Fam Pract Manag. 2004;11(2):17-20
To the Editor:
We read Dr. Mark Ebell’s article “Making Decisions at the Point of Care: Sore Throat” [September 2003, page 68] with great interest. The article encourages the use of the strep score calculator developed by McIsaac.1 In the example cited, the patient’s score is 5, meaning there is a 52-percent chance that he has streptococcal pharyngitis. The author notes that it would be reasonable to treat him for this, but another interpretation is that the likelihood of the patient having streptococcal infection is no better than chance alone. Accordingly, there is good reason to recommend a specific microbiologic test, such as a rapid diagnostic assay or a conventional throat culture, as a guide to therapeutic decisions. Some of the more sensitive rapid tests can provide an answer with an 80-to 85-percent certainty within 15 minutes. Given that group A streptococcus causes only about 20 percent of pharyngitis episodes in children and 10 percent in adults, this seems like a more prudent approach, especially given concerns about the overuse of antibiotics.
We also have concern about including antibiotics (azithromycin) other than first-line antibiotics in a patient flow sheet for management of pharyngitis. This implies that these are appropriate initial choices for management of pharyngitis due to group A streptococcus. Unless the patient is allergic to penicillin, either amoxicillin or penicillin remains the drug of choice for this condition.
These recommendations reflect the current guidelines endorsed by the Committee on Infectious Diseases of the American Academy of Pediatrics.2 It would be in the best interest of all children to establish consistent, high-quality practice recommendations from the AAP and the AAFP.
Author’s response:
As I state in the article, another option for high-risk patients other than empiric antibiotics is “to base treatment on the results of a rapid strep test, or to obtain a throat culture and call the patient in two days with the results.

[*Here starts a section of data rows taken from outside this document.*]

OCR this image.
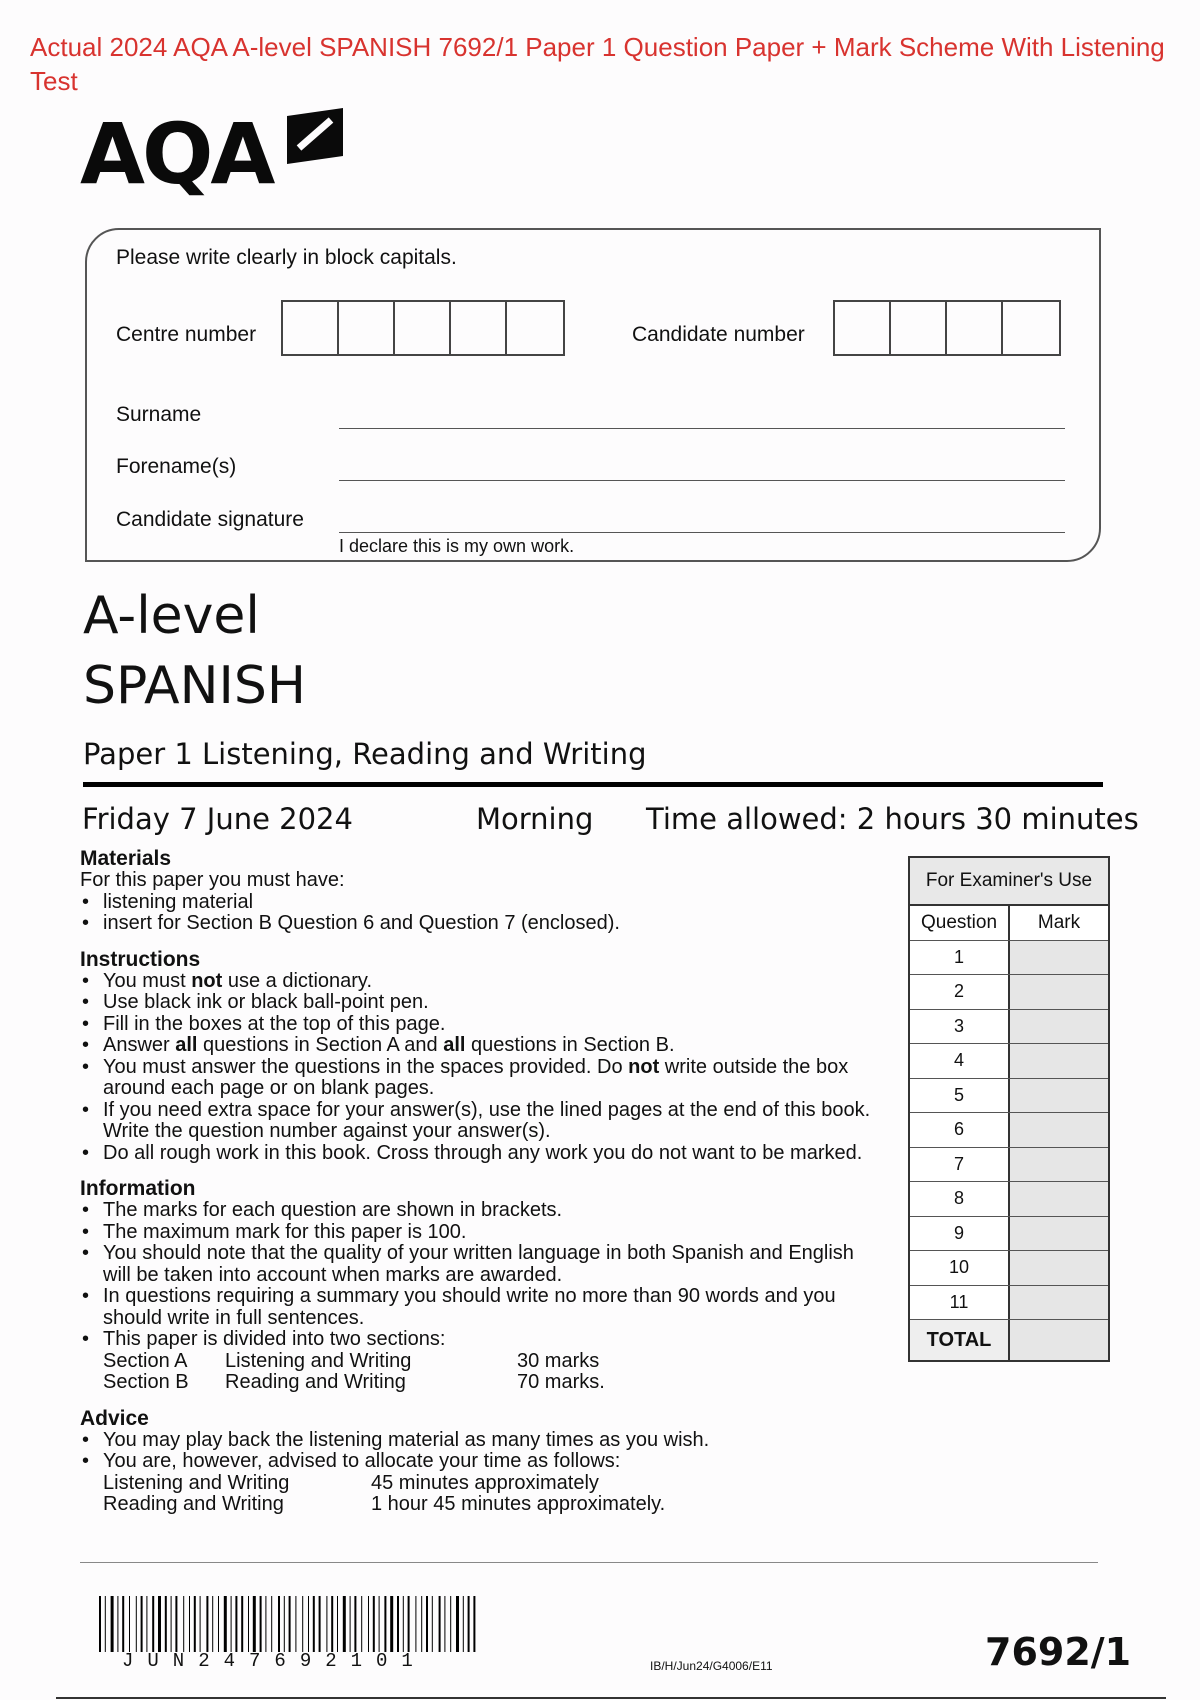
Actual 2024 AQA A-level SPANISH 7692/1 Paper 1 Question Paper + Mark Scheme With Listening Test
AQA
Please write clearly in block capitals.
Centre number	Candidate number
Surname
Forename(s)
Candidate signature
I declare this is my own work.
A-level
SPANISH
Paper 1 Listening, Reading and Writing
Friday 7 June 2024	Morning Time allowed: 2 hours 30 minutes
Materials

For this paper you must have:

• listening material
• insert for Section B Question 6 and Question 7 (enclosed).
Instructions
• You must not use a dictionary.
• Use black ink or black ball-point pen.
• Fill in the boxes at the top of this page.
• Answer all questions in Section A and all questions in Section B.
• You must answer the questions in the spaces provided. Do not write outside the box around each page or on blank pages.
• If you need extra space for your answer(s), use the lined pages at the end of this book. Write the question number against your answer(s).
• Do all rough work in this book. Cross through any work you do not want to be marked.
Information
• The marks for each question are shown in brackets.
• The maximum mark for this paper is 100.
• You should note that the quality of your written language in both Spanish and English will be taken into account when marks are awarded.
• In questions requiring a summary you should write no more than 90 words and you should write in full sentences.
• This paper is divided into two sections:
Section A	Listening and Writing	30 marks
Section B	Reading and Writing	70 marks.
Advice
• You may play back the listening material as many times as you wish.
• You are, however, advised to allocate your time as follows:
Listening and Writing	45 minutes approximately
Reading and Writing	1 hour 45 minutes approximately.
For Examiner's Use
Question	Mark
1
2
3
4
5
6
7
8
9
10
11
TOTAL
JUN247692101	IB/H/Jun24/G4006/E11	7692/1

If the culture is negative, you could discontinue antibiotics, recognizing the potential for false-negative culture results when the pretest probability is sufficiently high.”
Given the limited accuracy of rapid antigen tests, if a patient has a high risk of strep based on the McIsaac rule and a negative rapid antigen test, he or she still has approximately a 15-percent risk of streptococcal pharyngitis. I would argue that empiric therapy should be an option, particularly when other factors (recently diagnosed strep infection in the family, for example) increase the risk of strep even further. This recommendation is consistent with an evidence-based guideline that the Centers for Disease Control and Prevention has endorsed.1
Regarding the choice of antibiotics, the first option was “none needed” and three of the other four choices were first-line antibiotics available in generic form. I agree that these antibiotics should be used in most nonallergic patients. While in an ideal world erythromycin would be prescribed to children and adults who are penicillin-allergic, the higher risk of adverse gastrointestinal effects with erythromycin and the more convenient dosing of azithromycin has made azithromycin the preferred drug for many physicians with penicillin-allergic patients. The encounter form simply acknowledges that reality.